When you wrote, “A common mistake that many anti-Islamic and even well-intentioned conservatives make is that they think anti-Zionism equates anti-Jewish,” you left me out. I am a Jew, a leftist, and a Zionist. I am a Zionist because I am a leftist. Most Jews are Zionists because we are left/liberals. You can’t have a dialog with Jews without addressing people like me, but I feel excluded from your address.
You didn’t say anything negative about any Palestinians or anything positive about any Israelis. You didn’t offer any reason why someone might be a Zionist except if they’re bigots. When we whitewash our own side, we inevitably demonize the other. That’s what I found so frustrating about this whole discussion.

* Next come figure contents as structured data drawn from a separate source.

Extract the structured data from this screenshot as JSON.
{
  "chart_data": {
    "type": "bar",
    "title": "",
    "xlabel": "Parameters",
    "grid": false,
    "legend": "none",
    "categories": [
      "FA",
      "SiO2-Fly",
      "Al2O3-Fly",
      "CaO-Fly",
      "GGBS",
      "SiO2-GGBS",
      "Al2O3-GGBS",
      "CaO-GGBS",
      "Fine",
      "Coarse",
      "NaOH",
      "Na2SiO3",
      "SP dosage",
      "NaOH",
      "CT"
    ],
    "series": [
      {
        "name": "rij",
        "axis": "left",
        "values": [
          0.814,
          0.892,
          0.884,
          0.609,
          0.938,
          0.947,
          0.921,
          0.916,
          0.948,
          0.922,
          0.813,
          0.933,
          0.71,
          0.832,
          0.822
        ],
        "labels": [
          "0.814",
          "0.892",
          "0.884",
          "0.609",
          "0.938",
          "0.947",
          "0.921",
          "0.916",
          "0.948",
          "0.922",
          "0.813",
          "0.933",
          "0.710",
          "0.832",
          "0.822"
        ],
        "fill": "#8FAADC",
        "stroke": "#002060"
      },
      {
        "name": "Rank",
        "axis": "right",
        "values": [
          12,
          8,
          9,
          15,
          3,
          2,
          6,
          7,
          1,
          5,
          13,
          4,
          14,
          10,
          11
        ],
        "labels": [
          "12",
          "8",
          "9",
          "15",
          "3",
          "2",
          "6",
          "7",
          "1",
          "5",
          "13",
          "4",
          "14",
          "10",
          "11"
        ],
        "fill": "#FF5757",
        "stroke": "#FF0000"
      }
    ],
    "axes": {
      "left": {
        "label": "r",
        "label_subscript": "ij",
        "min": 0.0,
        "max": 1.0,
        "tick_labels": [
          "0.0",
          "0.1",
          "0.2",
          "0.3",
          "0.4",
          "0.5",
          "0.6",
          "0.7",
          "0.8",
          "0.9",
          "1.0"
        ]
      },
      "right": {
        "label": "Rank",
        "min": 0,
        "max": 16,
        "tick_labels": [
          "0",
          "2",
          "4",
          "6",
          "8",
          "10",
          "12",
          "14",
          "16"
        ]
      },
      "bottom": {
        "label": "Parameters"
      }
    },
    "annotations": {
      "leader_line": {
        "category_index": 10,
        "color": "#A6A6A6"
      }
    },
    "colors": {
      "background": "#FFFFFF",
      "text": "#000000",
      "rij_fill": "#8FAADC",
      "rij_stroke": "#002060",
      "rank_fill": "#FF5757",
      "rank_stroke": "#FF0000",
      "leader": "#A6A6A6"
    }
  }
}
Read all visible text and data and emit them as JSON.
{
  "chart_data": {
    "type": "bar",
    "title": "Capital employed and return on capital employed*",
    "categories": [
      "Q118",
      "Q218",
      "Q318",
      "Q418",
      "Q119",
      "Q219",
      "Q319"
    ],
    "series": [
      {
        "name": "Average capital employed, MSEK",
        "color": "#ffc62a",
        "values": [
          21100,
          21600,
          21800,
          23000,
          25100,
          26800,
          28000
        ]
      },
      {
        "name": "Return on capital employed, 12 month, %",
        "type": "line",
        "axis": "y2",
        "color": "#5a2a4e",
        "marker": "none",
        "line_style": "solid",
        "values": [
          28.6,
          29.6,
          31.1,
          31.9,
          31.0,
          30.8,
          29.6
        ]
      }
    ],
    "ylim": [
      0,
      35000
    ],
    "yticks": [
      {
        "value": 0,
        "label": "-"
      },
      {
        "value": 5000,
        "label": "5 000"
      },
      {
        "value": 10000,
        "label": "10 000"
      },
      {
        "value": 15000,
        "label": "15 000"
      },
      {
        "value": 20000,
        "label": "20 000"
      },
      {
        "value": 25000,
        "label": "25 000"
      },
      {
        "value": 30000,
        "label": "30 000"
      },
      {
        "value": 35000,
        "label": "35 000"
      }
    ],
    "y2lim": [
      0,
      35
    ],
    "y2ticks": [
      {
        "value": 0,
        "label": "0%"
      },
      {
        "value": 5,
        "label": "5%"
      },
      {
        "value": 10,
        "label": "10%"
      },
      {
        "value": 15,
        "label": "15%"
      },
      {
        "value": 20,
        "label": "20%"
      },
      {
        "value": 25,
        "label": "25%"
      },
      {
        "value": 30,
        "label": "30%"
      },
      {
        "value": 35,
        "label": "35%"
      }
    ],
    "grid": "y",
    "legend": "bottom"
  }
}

Posted 25 May 2008 at 9:15 pm ¶
ALLEGRO wrote:
If not the holocaust Israel might have been created earlier with more Jews as inhabitants and the mass numbered Jews were withhold the Arabs to claim all of the land for themselves. But the holocaust sin made continuous problems for the Jews and the Arabs in Palestine.
Any way, the Arabs in Palestine have their own state since 1922. Jordan contains about 80% of Palestinian Arabs next to the Bedouin-Saudi Arabs. When the Arab refugees will return to their state in Jordan they will be about 98% of the citizens of their national state.
Hence, therefore, the only justice and stable solution for the “Palestinian problem” is by creating two national states for two peoples and not 3 states (Jordan, Palestine, Israel). Jews and Arabs will be free live where ever they choose. Jews will vote the Knesset in Jerusalem and the Arabs to the Parliament in Aman. This should be the basic for endurable solution to the deep problem.
Posted 02 Jun 2008 at 6:38 am ¶
Lyonside wrote:
>If not the holocaust Israel might have been created earlier with more Jews as inhabitants and the mass numbered Jews were withhold the Arabs to claim all of the land for themselves
While we’re playing Historical What-If, without the Holocaust, more people of Jewish descent who ultimately ended up in the newly-flounded Israel may have instead felt SECURE WHERE THEY WERE, making the previous calls for a nation-state less imperative, and possibly resulting in the creation of a Jewish state somewhat later, possibly with better, more equitable results.
Posted 02 Jun 2008 at 8:58 am ¶
Question wrote:
To the Racialicious Editors
I know I’m commenting really late on this article, but…
“In 1982, the prime minister of Israel, Ariel Sharon, ordered the massacre of Palestinians in Lebanese refugee camps. He formed an alliance with a Lebanese Christian militia-men, who were permitted to enter two Palestinian refugee camps (Sabra and Shatila) in an area controlled by the Israeli military. They massacred thousands of Palestinian civilians — something that the Palestinians and the Muslim world will never forget.”
I could be wrong, but from what I read, Ariel Sharon never ordered the massacre. The Christian militia men carried it out. Granted, the Israeli army allowed it to happen, which was almost as bad, but I would do a double-check on the source of that information.